As of June 11, 2015, Reliance granted Coats benefits in the amount of $2,194.96 per month. She did not find this amount to be enough, so she filed an appeal. This appeal was subsequently denied and led to the instant suit. The main issues at the heart of this suit is the definition of several phrases that are in the plan language, including “Covered Monthly Earnings,” “regular work week,” “regular weekly earnings,” and “rate per hour.” Coats argues that her rate of benefits was miscalculated.

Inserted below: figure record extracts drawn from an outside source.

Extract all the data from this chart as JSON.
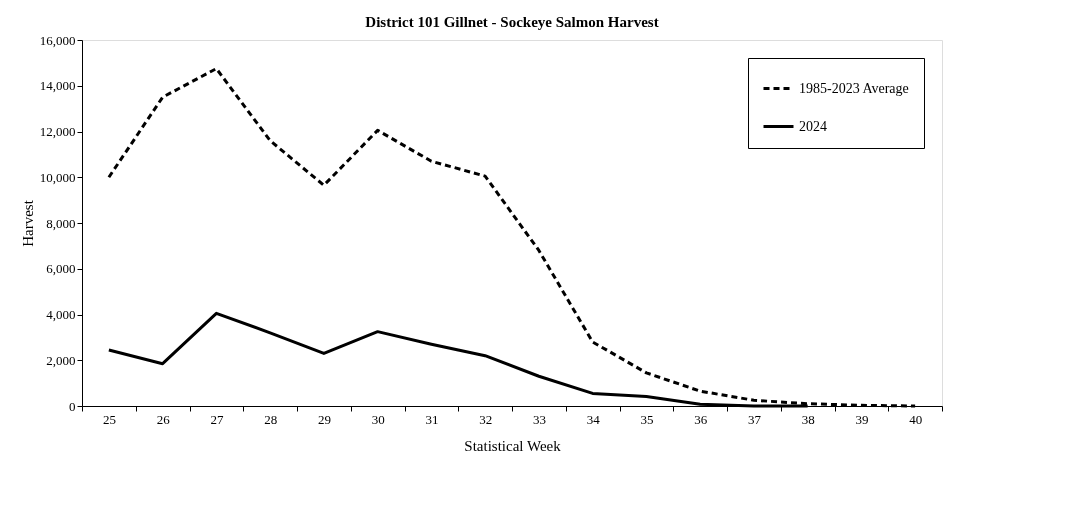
{
  "chart_data": {
    "type": "line",
    "title": "District 101 Gillnet  - Sockeye Salmon Harvest",
    "xlabel": "Statistical Week",
    "ylabel": "Harvest",
    "categories": [
      "25",
      "26",
      "27",
      "28",
      "29",
      "30",
      "31",
      "32",
      "33",
      "34",
      "35",
      "36",
      "37",
      "38",
      "39",
      "40"
    ],
    "series": [
      {
        "name": "1985-2023 Average",
        "color": "#000000",
        "line_style": "dashed",
        "values": [
          10000,
          13500,
          14750,
          11600,
          9650,
          12050,
          10700,
          10050,
          6800,
          2800,
          1450,
          650,
          250,
          100,
          30,
          0
        ]
      },
      {
        "name": "2024",
        "color": "#000000",
        "line_style": "solid",
        "values": [
          2450,
          1850,
          4050,
          3200,
          2300,
          3250,
          2700,
          2200,
          1300,
          550,
          420,
          80,
          0,
          0,
          null,
          null
        ]
      }
    ],
    "ylim": [
      0,
      16000
    ],
    "yticks": [
      0,
      {
        "value": 2000,
        "label": "2,000"
      },
      {
        "value": 4000,
        "label": "4,000"
      },
      {
        "value": 6000,
        "label": "6,000"
      },
      {
        "value": 8000,
        "label": "8,000"
      },
      {
        "value": 10000,
        "label": "10,000"
      },
      {
        "value": 12000,
        "label": "12,000"
      },
      {
        "value": 14000,
        "label": "14,000"
      },
      {
        "value": 16000,
        "label": "16,000"
      }
    ],
    "grid": false,
    "legend": "top right",
    "marker": "none"
  }
}
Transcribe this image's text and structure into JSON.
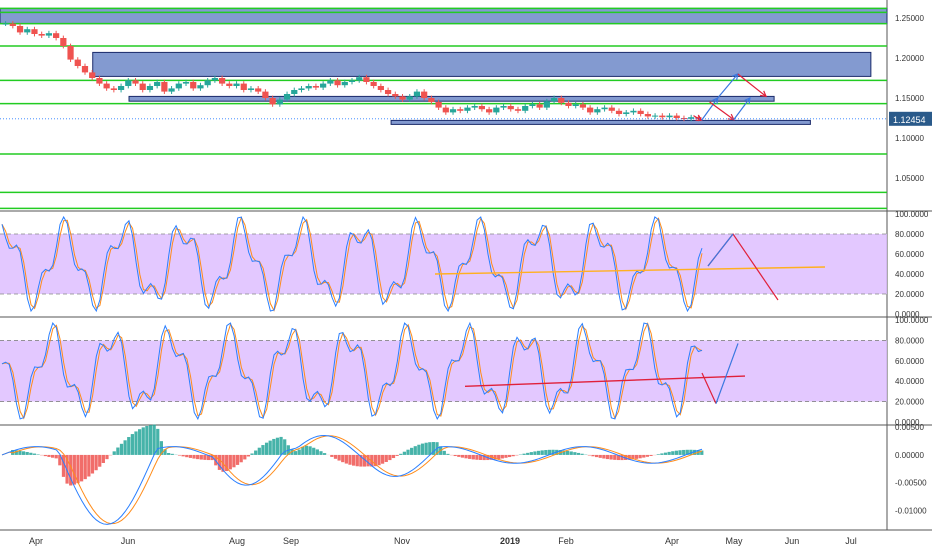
{
  "chart_data": {
    "type": "line",
    "symbol_price_label": "1.12454",
    "x_axis": {
      "labels": [
        "Apr",
        "Jun",
        "Aug",
        "Sep",
        "Nov",
        "2019",
        "Feb",
        "Apr",
        "May",
        "Jun",
        "Jul"
      ],
      "bold": [
        "2019"
      ]
    },
    "panes": [
      {
        "id": "price",
        "ylim": [
          1.01,
          1.265
        ],
        "ticks": [
          "1.25000",
          "1.20000",
          "1.15000",
          "1.10000",
          "1.05000"
        ],
        "tick_values": [
          1.25,
          1.2,
          1.15,
          1.1,
          1.05
        ],
        "horizontal_levels": [
          1.262,
          1.257,
          1.243,
          1.215,
          1.172,
          1.143,
          1.08,
          1.032,
          1.012
        ],
        "zones": [
          {
            "x0": 0,
            "x1": 220,
            "y0": 1.243,
            "y1": 1.262
          },
          {
            "x0": 23,
            "x1": 216,
            "y0": 1.177,
            "y1": 1.207
          },
          {
            "x0": 32,
            "x1": 192,
            "y0": 1.146,
            "y1": 1.152
          },
          {
            "x0": 97,
            "x1": 201,
            "y0": 1.117,
            "y1": 1.122
          }
        ],
        "close": [
          1.243,
          1.24,
          1.232,
          1.236,
          1.23,
          1.228,
          1.231,
          1.225,
          1.215,
          1.198,
          1.19,
          1.182,
          1.175,
          1.168,
          1.162,
          1.16,
          1.165,
          1.172,
          1.168,
          1.16,
          1.165,
          1.17,
          1.158,
          1.162,
          1.168,
          1.17,
          1.162,
          1.166,
          1.172,
          1.175,
          1.168,
          1.165,
          1.168,
          1.16,
          1.162,
          1.158,
          1.15,
          1.142,
          1.148,
          1.155,
          1.16,
          1.162,
          1.165,
          1.163,
          1.168,
          1.172,
          1.166,
          1.17,
          1.172,
          1.176,
          1.17,
          1.165,
          1.16,
          1.155,
          1.152,
          1.148,
          1.152,
          1.158,
          1.15,
          1.145,
          1.138,
          1.132,
          1.136,
          1.134,
          1.138,
          1.14,
          1.136,
          1.132,
          1.138,
          1.14,
          1.136,
          1.134,
          1.14,
          1.142,
          1.138,
          1.146,
          1.15,
          1.144,
          1.14,
          1.142,
          1.138,
          1.132,
          1.136,
          1.138,
          1.134,
          1.13,
          1.132,
          1.134,
          1.13,
          1.127,
          1.128,
          1.126,
          1.128,
          1.125,
          1.124,
          1.126,
          1.124
        ],
        "projection_arrows": [
          {
            "color": "#e0203a",
            "from": [
              172,
              1.128
            ],
            "to": [
              174,
              1.122
            ]
          },
          {
            "color": "#3a78e0",
            "from": [
              174,
              1.122
            ],
            "to": [
              178,
              1.15
            ]
          },
          {
            "color": "#3a78e0",
            "from": [
              178,
              1.15
            ],
            "to": [
              183,
              1.18
            ]
          },
          {
            "color": "#e0203a",
            "from": [
              183,
              1.18
            ],
            "to": [
              190,
              1.152
            ]
          },
          {
            "color": "#e0203a",
            "from": [
              176,
              1.145
            ],
            "to": [
              182,
              1.123
            ]
          },
          {
            "color": "#3a78e0",
            "from": [
              182,
              1.123
            ],
            "to": [
              186,
              1.15
            ]
          }
        ]
      },
      {
        "id": "stoch1",
        "ylim": [
          -2,
          102
        ],
        "ticks": [
          "100.0000",
          "80.0000",
          "60.0000",
          "40.0000",
          "20.0000",
          "0.0000"
        ],
        "tick_values": [
          100,
          80,
          60,
          40,
          20,
          0
        ],
        "band": [
          20,
          80
        ]
      },
      {
        "id": "stoch2",
        "ylim": [
          -2,
          102
        ],
        "ticks": [
          "100.0000",
          "80.0000",
          "60.0000",
          "40.0000",
          "20.0000",
          "0.0000"
        ],
        "tick_values": [
          100,
          80,
          60,
          40,
          20,
          0
        ],
        "band": [
          20,
          80
        ]
      },
      {
        "id": "macd",
        "ylim": [
          -0.0135,
          0.0052
        ],
        "ticks": [
          "0.00500",
          "0.00000",
          "-0.00500",
          "-0.01000"
        ],
        "tick_values": [
          0.005,
          0.0,
          -0.005,
          -0.01
        ]
      }
    ],
    "colors": {
      "bull": "#26a69a",
      "bear": "#ef5350",
      "level_line": "#22cc22",
      "zone_fill": "#5a78c0",
      "band_fill": "#dcbaff",
      "line_blue": "#2a7fff",
      "line_orange": "#ff8c1a",
      "arrow_red": "#e0203a",
      "arrow_blue": "#3a78e0",
      "arrow_orange": "#ffb020",
      "price_label_bg": "#2a5a8a"
    }
  }
}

Reliance argues that “regular work week” should be based on calculations of the records which show compensation, as well as time cards. Coats argues that “regular work week” means the number of hours an employee is scheduled to work on a normal basis; in this case, that is 24. To determine whether the phrase “regular work week” is ambiguous, the court will “consider the common and ordinary meaning of the word, as a reasonable person in the position of the participate would understand it.” “In that light, a term is ambiguous if it ‘is reasonably susceptible to more than one meaning, or where there is uncertainty as to the meaning of the term.”
The court believed that the phrase was indeed ambiguous. However, it had to determine whether Coats provided a reasonable interpretation of same. When applying the contra preferntum doctrine, the court decided that the phrase meant the number of hours during which an employee is regularly scheduled to work.
Coats also argues that her pay was incorrectly calculated. Overall, the court decided that her pay should have been calculated using the $5.00 differential for hours between 7:00PM and 7:00AM pursuant to the language of the policy. As a result, the court opted to rule in favor of Coats and against Reliance.[Note: this claim was not handled by the Ortiz Law Firm. It is merely summarized here for a better understanding of how Federal Courts are handling long term disability insurance claims.]